American baseball player (1868–1940)

Philip Sydney "Red" Ehret (August 31, 1868 – July 28, 1940) was an American Major League Baseball pitcher who played from 1888 to 1898 for the Kansas City Cowboys, Louisville Colonels, Pittsburgh Pirates, St. Louis Browns, and Cincinnati Reds.

Ehret was the son of immigrants from Germany. He was born in Louisville, Kentucky, and after starting his major league career with the Kansas City Cowboys, he returned home to Louisville when the Louisville Colonels purchased his contract on 8 March 1889. The 1889 Louisville Colonels season was a dismal one, as the Colonels finished in last place, but the following year Ehret won 25 games and helped the team vault from last place to first place. The 1890 Louisville Colonels season was historic, in that it was the first time a major league club had gone from "worst to first." This remarkable accomplishment is celebrated in The 1890 Louisville Cyclones, a 2026 book written by Perry T. Cooper and published by McFarland & Company, Publishers. Red Ehret is prominently featured in this book.
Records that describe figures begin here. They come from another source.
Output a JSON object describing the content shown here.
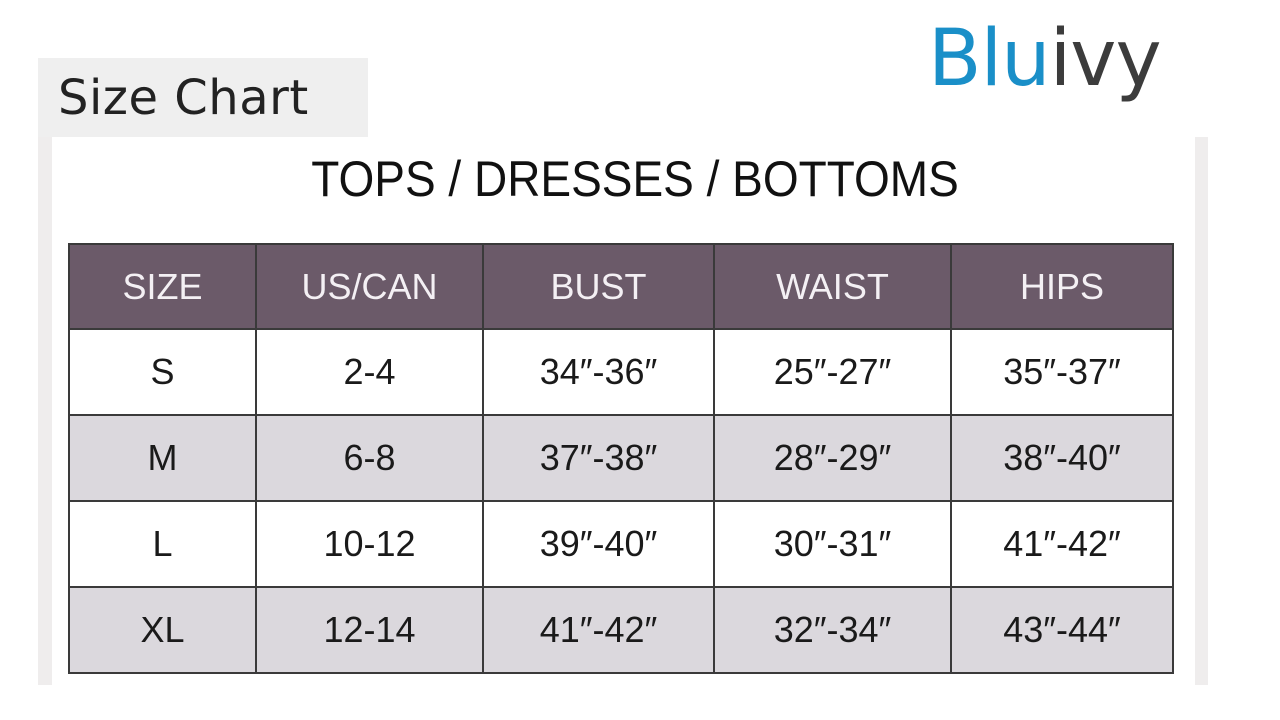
{
  "header": {
    "title": "Size Chart",
    "logo_part1": "Blu",
    "logo_part2": "ivy"
  },
  "chart": {
    "title": "TOPS / DRESSES / BOTTOMS",
    "columns": [
      "SIZE",
      "US/CAN",
      "BUST",
      "WAIST",
      "HIPS"
    ],
    "rows": [
      [
        "S",
        "2-4",
        "34″-36″",
        "25″-27″",
        "35″-37″"
      ],
      [
        "M",
        "6-8",
        "37″-38″",
        "28″-29″",
        "38″-40″"
      ],
      [
        "L",
        "10-12",
        "39″-40″",
        "30″-31″",
        "41″-42″"
      ],
      [
        "XL",
        "12-14",
        "41″-42″",
        "32″-34″",
        "43″-44″"
      ]
    ],
    "colors": {
      "header_bg": "#6b5a69",
      "alt_row_bg": "#dbd8dd",
      "logo_blue": "#1a8fc8"
    }
  }
}
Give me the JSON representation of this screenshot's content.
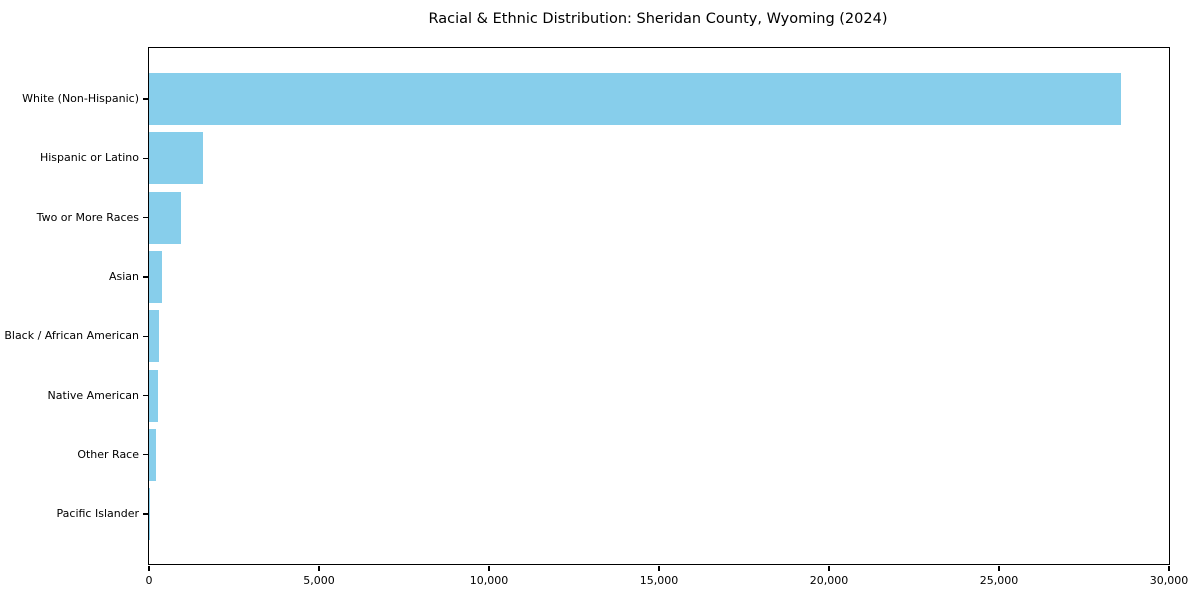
{
  "chart_data": {
    "type": "bar",
    "orientation": "horizontal",
    "title": "Racial & Ethnic Distribution: Sheridan County, Wyoming (2024)",
    "categories": [
      "White (Non-Hispanic)",
      "Hispanic or Latino",
      "Two or More Races",
      "Asian",
      "Black / African American",
      "Native American",
      "Other Race",
      "Pacific Islander"
    ],
    "values": [
      28600,
      1600,
      950,
      380,
      290,
      260,
      200,
      20
    ],
    "xlabel": "",
    "ylabel": "",
    "xlim": [
      0,
      30000
    ],
    "xticks": [
      0,
      5000,
      10000,
      15000,
      20000,
      25000,
      30000
    ],
    "xtick_labels": [
      "0",
      "5,000",
      "10,000",
      "15,000",
      "20,000",
      "25,000",
      "30,000"
    ],
    "bar_color": "#87CEEB",
    "axis_color": "#000000",
    "text_color": "#000000",
    "grid": false,
    "legend": "none"
  }
}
Ehret had an 11-year career in the major leagues, and he continued to pitch in the minor leagues for many years after he dropped out of the majors. He won 139 major league games while losing 167. He was a tough competitor who hit so many batters with pitches that he twice led all major league pitchers in that category. He also drank heavily. The Sporting Life, a weekly sports journal, wrote in its 3 October 1893 issue that Ehret was the worst alcoholic in the major leagues.

Ehret was destitute when he died at age 71 in a Cincinnati, Ohio home for indigents. The local mayor, James Garfield Stewart, had as a boy seen Ehret pitch, so for sentimental reasons the mayor paid for Ehret's burial in the Baltimore Pike Cemetery.